Whilst it’s OK to ask for some case studies from your marketing adviser, be aware that they may not be able to share specific client names due to confidentiality reasons.
If you’re going to work with a marketing adviser who specialises in SEO (search engine optimisation), then you will probably not want to work with someone who has little awareness of recent updates to the Google algorithm.
If you’re interested in working with an email marketing specialist, then you’ll likely be reassured if they can demonstrate strong knowledge of the different platforms available (e.g. MailChimp) and how best to use them.

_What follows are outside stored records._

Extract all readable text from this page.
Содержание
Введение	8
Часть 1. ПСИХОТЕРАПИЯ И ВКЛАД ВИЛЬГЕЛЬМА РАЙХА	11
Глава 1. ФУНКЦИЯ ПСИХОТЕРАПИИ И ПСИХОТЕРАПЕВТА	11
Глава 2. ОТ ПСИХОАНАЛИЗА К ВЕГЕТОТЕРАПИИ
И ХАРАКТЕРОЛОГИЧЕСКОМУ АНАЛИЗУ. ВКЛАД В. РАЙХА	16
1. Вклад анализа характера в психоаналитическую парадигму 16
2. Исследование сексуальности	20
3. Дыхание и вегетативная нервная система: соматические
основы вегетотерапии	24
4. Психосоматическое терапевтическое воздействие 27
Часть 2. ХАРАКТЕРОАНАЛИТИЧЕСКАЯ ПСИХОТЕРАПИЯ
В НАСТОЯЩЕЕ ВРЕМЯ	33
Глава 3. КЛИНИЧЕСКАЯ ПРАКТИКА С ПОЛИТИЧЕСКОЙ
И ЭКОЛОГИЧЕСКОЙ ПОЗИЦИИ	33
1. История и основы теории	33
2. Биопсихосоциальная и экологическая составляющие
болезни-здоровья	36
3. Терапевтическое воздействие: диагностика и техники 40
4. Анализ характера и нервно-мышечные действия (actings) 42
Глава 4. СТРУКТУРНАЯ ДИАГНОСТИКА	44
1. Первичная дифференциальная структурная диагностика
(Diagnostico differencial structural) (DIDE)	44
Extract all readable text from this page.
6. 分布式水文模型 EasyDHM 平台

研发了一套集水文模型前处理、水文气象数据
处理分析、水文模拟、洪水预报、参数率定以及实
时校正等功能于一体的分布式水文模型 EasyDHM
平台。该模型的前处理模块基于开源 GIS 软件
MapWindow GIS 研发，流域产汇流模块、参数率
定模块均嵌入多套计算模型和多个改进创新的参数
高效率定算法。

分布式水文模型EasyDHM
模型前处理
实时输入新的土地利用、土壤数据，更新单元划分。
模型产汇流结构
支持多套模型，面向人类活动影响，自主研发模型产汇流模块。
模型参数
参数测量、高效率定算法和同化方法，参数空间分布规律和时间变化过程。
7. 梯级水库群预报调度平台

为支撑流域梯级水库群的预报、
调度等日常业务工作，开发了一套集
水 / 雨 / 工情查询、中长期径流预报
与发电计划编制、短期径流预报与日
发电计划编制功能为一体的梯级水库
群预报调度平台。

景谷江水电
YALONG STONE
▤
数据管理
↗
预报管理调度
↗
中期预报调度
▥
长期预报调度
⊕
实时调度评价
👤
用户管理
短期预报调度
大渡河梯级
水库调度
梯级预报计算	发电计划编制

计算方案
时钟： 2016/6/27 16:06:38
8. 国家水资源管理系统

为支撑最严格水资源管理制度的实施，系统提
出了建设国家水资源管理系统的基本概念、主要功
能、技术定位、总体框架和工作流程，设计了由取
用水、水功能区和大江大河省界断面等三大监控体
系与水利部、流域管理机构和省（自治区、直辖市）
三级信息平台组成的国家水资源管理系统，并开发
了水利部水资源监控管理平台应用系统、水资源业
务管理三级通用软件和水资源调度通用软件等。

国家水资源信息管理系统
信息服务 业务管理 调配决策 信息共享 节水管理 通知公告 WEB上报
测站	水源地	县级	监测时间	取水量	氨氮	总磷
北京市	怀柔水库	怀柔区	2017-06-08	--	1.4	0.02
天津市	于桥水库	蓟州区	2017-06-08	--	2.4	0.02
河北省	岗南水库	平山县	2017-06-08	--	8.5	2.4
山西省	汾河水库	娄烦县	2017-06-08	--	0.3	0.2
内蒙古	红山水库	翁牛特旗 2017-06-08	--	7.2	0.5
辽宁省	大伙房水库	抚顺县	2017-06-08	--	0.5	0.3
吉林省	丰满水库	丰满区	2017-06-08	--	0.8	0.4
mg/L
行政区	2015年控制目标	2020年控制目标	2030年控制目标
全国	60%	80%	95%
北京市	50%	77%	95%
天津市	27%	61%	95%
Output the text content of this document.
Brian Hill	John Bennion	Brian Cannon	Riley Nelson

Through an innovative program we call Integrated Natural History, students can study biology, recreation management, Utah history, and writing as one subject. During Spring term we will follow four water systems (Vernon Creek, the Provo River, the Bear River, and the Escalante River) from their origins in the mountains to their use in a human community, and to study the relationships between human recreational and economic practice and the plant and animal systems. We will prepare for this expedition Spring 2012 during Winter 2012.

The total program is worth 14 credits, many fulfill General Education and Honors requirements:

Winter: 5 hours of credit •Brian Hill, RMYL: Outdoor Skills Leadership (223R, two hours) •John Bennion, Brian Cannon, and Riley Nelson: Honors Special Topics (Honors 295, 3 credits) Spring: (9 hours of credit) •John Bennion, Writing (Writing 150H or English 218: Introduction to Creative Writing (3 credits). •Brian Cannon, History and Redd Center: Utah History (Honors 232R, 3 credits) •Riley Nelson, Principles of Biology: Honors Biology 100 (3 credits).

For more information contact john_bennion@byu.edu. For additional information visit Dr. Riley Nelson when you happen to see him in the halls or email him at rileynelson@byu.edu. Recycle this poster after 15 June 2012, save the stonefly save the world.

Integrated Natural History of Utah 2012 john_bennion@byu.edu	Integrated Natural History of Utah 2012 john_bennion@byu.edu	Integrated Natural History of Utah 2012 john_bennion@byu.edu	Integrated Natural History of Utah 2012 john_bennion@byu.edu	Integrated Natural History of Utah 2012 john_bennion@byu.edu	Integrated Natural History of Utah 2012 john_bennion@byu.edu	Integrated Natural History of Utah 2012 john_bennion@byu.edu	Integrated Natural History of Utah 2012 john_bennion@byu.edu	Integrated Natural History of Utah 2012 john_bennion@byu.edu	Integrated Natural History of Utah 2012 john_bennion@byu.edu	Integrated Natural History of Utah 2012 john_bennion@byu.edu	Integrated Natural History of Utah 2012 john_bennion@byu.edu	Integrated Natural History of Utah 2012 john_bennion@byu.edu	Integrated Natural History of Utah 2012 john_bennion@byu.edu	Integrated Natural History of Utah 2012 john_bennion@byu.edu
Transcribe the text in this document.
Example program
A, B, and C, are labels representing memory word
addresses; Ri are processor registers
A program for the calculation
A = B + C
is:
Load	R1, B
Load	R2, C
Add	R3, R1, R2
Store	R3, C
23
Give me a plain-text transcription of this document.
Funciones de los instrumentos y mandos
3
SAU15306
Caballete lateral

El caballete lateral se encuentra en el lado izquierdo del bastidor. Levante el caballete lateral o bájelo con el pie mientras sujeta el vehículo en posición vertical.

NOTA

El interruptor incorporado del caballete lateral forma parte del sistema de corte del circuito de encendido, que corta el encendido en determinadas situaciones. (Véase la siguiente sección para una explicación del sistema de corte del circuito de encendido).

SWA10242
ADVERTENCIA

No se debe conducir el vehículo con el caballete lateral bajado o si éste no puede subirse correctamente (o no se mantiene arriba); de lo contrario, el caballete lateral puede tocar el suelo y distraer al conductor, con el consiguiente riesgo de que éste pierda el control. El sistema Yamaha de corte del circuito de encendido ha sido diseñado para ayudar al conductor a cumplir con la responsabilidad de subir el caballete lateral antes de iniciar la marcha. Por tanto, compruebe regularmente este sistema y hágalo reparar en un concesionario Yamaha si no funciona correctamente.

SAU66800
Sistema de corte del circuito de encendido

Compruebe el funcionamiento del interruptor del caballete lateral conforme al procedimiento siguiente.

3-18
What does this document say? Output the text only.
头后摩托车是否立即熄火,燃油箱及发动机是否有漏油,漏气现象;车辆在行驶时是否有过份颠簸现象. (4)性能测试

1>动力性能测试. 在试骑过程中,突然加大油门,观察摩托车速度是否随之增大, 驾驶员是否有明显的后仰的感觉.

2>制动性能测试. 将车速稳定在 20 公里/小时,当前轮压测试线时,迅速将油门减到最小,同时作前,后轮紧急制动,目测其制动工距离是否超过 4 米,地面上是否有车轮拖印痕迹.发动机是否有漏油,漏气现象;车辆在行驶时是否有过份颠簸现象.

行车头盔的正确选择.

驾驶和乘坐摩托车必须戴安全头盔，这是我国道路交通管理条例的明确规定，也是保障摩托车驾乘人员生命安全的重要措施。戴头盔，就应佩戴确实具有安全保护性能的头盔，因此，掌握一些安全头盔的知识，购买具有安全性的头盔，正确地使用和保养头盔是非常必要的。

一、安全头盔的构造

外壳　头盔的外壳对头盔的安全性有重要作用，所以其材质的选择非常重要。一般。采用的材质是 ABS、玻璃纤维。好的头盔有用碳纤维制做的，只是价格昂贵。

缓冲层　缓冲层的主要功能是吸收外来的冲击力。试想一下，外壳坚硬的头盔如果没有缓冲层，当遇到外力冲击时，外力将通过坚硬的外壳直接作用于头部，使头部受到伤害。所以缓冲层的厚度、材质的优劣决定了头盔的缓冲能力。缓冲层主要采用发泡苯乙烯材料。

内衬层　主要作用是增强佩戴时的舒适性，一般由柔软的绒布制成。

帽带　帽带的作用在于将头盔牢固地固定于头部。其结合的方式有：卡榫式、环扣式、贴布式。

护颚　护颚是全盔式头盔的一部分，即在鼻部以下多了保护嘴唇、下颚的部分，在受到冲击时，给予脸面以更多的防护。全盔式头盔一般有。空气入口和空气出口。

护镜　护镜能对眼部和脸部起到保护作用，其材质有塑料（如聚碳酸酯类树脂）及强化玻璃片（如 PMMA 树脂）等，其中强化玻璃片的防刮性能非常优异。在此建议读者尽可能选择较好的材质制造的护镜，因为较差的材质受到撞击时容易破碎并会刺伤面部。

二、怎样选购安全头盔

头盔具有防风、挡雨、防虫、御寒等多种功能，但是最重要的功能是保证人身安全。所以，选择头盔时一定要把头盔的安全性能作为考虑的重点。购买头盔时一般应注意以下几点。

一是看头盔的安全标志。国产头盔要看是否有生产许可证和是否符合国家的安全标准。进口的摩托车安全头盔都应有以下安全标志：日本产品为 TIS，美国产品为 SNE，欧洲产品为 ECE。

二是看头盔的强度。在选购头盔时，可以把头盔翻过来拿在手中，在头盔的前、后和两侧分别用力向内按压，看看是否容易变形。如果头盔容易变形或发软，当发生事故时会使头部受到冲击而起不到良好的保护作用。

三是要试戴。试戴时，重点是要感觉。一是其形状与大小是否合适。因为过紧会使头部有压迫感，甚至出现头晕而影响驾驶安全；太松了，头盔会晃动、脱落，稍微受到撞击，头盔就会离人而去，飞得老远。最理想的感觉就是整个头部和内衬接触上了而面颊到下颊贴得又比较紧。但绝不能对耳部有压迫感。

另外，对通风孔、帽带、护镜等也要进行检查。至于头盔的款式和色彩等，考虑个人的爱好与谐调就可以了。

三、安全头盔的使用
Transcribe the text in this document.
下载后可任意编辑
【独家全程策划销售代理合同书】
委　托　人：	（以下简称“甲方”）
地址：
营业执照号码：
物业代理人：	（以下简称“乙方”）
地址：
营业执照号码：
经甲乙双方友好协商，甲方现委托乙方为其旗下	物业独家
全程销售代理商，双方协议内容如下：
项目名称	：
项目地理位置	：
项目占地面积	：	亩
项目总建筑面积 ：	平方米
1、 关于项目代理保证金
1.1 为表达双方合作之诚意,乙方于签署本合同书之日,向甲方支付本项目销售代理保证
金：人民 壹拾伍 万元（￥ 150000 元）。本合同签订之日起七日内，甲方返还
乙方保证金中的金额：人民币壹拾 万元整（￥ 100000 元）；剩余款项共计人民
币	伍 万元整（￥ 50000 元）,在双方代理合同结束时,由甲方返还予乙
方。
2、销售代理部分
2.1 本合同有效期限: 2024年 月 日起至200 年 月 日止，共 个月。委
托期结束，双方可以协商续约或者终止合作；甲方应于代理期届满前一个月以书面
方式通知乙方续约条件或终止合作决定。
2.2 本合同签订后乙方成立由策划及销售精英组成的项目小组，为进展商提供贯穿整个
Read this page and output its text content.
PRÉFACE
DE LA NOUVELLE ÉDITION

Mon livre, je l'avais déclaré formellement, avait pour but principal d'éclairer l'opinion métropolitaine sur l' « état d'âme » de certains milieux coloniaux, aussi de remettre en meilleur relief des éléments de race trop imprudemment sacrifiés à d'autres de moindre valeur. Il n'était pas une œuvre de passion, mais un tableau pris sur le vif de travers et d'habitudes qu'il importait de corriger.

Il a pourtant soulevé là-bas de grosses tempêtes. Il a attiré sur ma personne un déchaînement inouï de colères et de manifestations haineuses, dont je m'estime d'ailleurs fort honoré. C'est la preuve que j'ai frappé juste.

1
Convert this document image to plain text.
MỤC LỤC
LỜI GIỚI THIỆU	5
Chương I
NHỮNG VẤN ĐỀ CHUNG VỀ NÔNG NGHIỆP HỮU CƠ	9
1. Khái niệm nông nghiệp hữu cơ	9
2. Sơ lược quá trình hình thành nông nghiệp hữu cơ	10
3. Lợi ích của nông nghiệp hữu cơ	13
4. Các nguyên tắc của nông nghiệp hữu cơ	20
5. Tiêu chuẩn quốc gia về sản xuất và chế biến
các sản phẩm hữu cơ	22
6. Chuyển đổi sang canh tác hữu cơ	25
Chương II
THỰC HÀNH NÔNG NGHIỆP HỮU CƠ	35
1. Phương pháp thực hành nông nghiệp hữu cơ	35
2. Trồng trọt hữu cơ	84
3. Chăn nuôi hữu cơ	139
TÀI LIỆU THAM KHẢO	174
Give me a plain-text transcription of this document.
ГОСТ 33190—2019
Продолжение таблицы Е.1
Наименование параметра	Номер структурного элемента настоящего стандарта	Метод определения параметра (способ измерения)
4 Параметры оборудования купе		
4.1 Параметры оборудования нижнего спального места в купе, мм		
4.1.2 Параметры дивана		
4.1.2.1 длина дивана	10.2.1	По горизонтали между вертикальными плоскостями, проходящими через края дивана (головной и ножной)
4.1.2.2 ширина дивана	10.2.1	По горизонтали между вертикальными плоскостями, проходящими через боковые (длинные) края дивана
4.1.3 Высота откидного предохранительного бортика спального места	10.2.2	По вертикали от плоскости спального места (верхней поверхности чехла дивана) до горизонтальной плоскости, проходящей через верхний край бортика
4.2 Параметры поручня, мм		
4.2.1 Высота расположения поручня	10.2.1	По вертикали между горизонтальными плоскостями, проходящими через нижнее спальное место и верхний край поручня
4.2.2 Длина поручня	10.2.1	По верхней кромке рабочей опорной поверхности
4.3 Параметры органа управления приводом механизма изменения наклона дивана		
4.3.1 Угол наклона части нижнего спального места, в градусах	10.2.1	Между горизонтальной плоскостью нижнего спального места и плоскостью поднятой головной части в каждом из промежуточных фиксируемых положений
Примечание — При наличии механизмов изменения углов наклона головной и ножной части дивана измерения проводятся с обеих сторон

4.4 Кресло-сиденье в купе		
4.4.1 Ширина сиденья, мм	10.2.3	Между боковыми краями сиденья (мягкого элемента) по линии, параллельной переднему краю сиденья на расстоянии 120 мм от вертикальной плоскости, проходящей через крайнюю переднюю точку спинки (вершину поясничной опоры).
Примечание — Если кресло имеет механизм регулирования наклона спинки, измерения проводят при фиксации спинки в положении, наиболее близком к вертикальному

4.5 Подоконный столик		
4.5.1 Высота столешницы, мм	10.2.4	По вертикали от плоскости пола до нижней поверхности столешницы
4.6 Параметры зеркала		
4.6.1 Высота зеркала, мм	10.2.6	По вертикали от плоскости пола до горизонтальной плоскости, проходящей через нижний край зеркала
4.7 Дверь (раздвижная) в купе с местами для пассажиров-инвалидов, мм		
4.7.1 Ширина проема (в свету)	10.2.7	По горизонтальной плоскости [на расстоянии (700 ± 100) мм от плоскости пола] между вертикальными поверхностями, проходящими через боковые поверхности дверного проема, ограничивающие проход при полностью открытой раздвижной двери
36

For a marketing strategist, it will be a good sign if they can express to you the key differences between marketing strategy and tactics, and how different approaches to the former might apply to you.
In other words, it’s a good idea to seek a marketing adviser with relevant, applicable knowledge.
#5 Walking the Talk
If you’re a financial planner, would you expect a client to work with you if they knew that your own financial decisions were terrible? The same logic applies to a marketing adviser.
For a specialist in SEO, for instance, is their own website ranking high in search engine results or is it nowhere to be found? For a “social media guru”, is their own following and social engagement lacking, or are they clearly showing their competence through their own social profiles?
Again, it’s important to have realistic expectations here. You do not need to confine yourself to online working with a social media expert who is always “going viral”, for instance. These professionals are quite rare and expensive.
Rather, for a smaller business seeking help with their social media, it may be more appropriate to find a marketing adviser who has shown strong success with growing their own social following and lead generation. If they can achieve that for themselves, they’re more likely to help you achieve that too.